Une autre manière de l’exposer : pourquoi le bonheur semble-t-il plus difficile à atteindre aujourd’hui qu’hier alors même que, en France notamment, la richesse matérielle est beaucoup plus élevée ?
La première réponse est bien connue des politiques : bouchée avalée n’a plus de goût. En d’autres termes, les humains sont malheureux parce qu’ils s’habituent à tout.
Daniel Cohen précise avec malice : « Ce n’est pas nécessairement décourageant, car ce trait est aussi celui qui permet à l’homme de garder intacte sa foi en un avenir meilleur… »
L’argent ne fait peut-être pas le bonheur, mais c’est bien la situation financière – suivie de la famille et de la santé – que les ménages mettent le plus souvent en avant.

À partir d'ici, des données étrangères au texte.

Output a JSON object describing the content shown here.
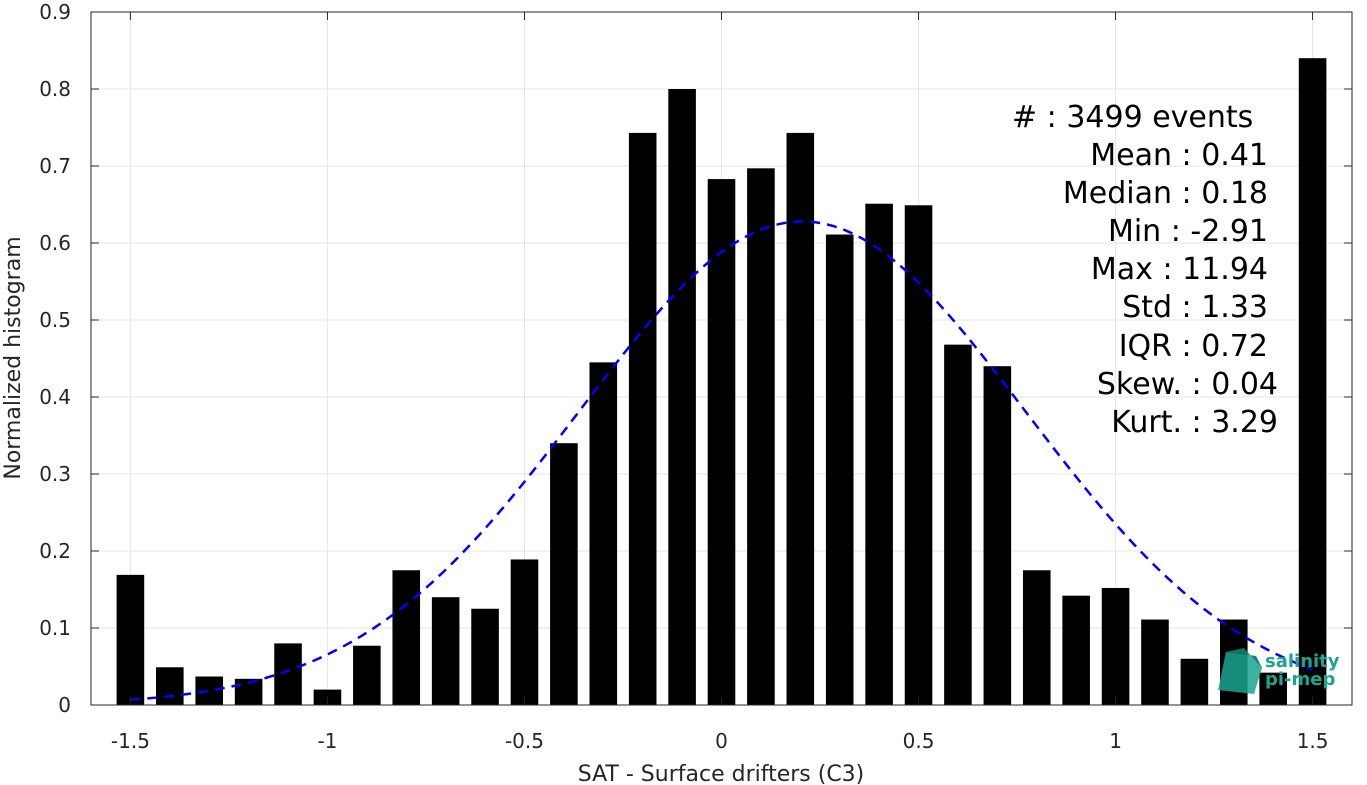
{
  "chart_data": {
    "type": "bar",
    "xlabel": "SAT - Surface drifters (C3)",
    "ylabel": "Normalized histogram",
    "xlim": [
      -1.6,
      1.6
    ],
    "ylim": [
      0,
      0.9
    ],
    "xticks": [
      -1.5,
      -1,
      -0.5,
      0,
      0.5,
      1,
      1.5
    ],
    "xtick_labels": [
      "-1.5",
      "-1",
      "-0.5",
      "0",
      "0.5",
      "1",
      "1.5"
    ],
    "yticks": [
      0,
      0.1,
      0.2,
      0.3,
      0.4,
      0.5,
      0.6,
      0.7,
      0.8,
      0.9
    ],
    "ytick_labels": [
      "0",
      "0.1",
      "0.2",
      "0.3",
      "0.4",
      "0.5",
      "0.6",
      "0.7",
      "0.8",
      "0.9"
    ],
    "grid": true,
    "bar_color": "#000000",
    "bar_width": 0.07,
    "bins": [
      -1.5,
      -1.4,
      -1.3,
      -1.2,
      -1.1,
      -1.0,
      -0.9,
      -0.8,
      -0.7,
      -0.6,
      -0.5,
      -0.4,
      -0.3,
      -0.2,
      -0.1,
      0.0,
      0.1,
      0.2,
      0.3,
      0.4,
      0.5,
      0.6,
      0.7,
      0.8,
      0.9,
      1.0,
      1.1,
      1.2,
      1.3,
      1.4,
      1.5
    ],
    "values": [
      0.169,
      0.049,
      0.037,
      0.034,
      0.08,
      0.02,
      0.077,
      0.175,
      0.14,
      0.125,
      0.189,
      0.34,
      0.445,
      0.743,
      0.8,
      0.683,
      0.697,
      0.743,
      0.611,
      0.651,
      0.649,
      0.468,
      0.44,
      0.175,
      0.142,
      0.152,
      0.111,
      0.06,
      0.111,
      0.042,
      0.84
    ],
    "fit_curve": {
      "type": "gaussian",
      "color": "#0000ff",
      "style": "dashed",
      "mean": 0.205,
      "std": 0.567,
      "peak": 0.628,
      "x_range": [
        -1.5,
        1.5
      ]
    },
    "stats": [
      "#  : 3499 events",
      "Mean : 0.41",
      "Median : 0.18",
      "Min : -2.91",
      "Max : 11.94",
      "Std : 1.33",
      "IQR : 0.72",
      "Skew. : 0.04",
      "Kurt. : 3.29"
    ],
    "logo": [
      "salinity",
      "pi-mep"
    ],
    "logo_color": "#1aa58f"
  }
}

Et pourtant, la situation financière ne saurait tout expliquer. Les Français sont beaucoup plus riches que depuis l’après-guerre, et cependant ils ne sont pas plus heureux…
Comment l’expliquer ?
Première réponse: le paradoxe d’Easterlin. Il s’énonce ainsi : au-delà d'un certain seuil, la poursuite de la hausse du revenu ne se traduit pas nécessairement par une hausse du bonheur individuel.
Pour l'école néoclassique, l'accroissement de la richesse permet d'augmenter le bien-être, c’est-à-dire l’utilité. Le paradoxe émerge lorsque l'on observe que, au-delà d'un certain niveau de revenu, l'accroissement marginal de l'utilité est de plus en plus faible, ou inexistante avec la hausse du revenu.
Seconde réponse: le syndrome du beau frère. Il s’énonce ainsi: une femme aura une plus grande probabilité de travailler si le mari de sa sœur gagne plus que son propre mari.
Vous l’avez compris : l’envie est un élément clé. On jouit de réussir mieux que les autres. Nombres d’études montrent que l’on est prêt à perdre une part de ses propres gains pour réduire celui des autres participants à un même jeu.
Quelle conclusion tirée ? Elle est simple et brutale, nous dit Daniel Cohen : « La croissance donne à chacun l’espoir, même éphémère, de sortir de sa condition, de rattraper les autres, de dépasser ses attentes. C’est l’amélioration de la situation qui rend une société heureuse. »
Et l’auteur ajoute: « Les sociétés modernes sont avides de croissance, davantage que de richesse. »
C’est une analyse lourde de conséquence alors que la transition écologique appelle la sobriété. Pire, pour certains, la décroissance…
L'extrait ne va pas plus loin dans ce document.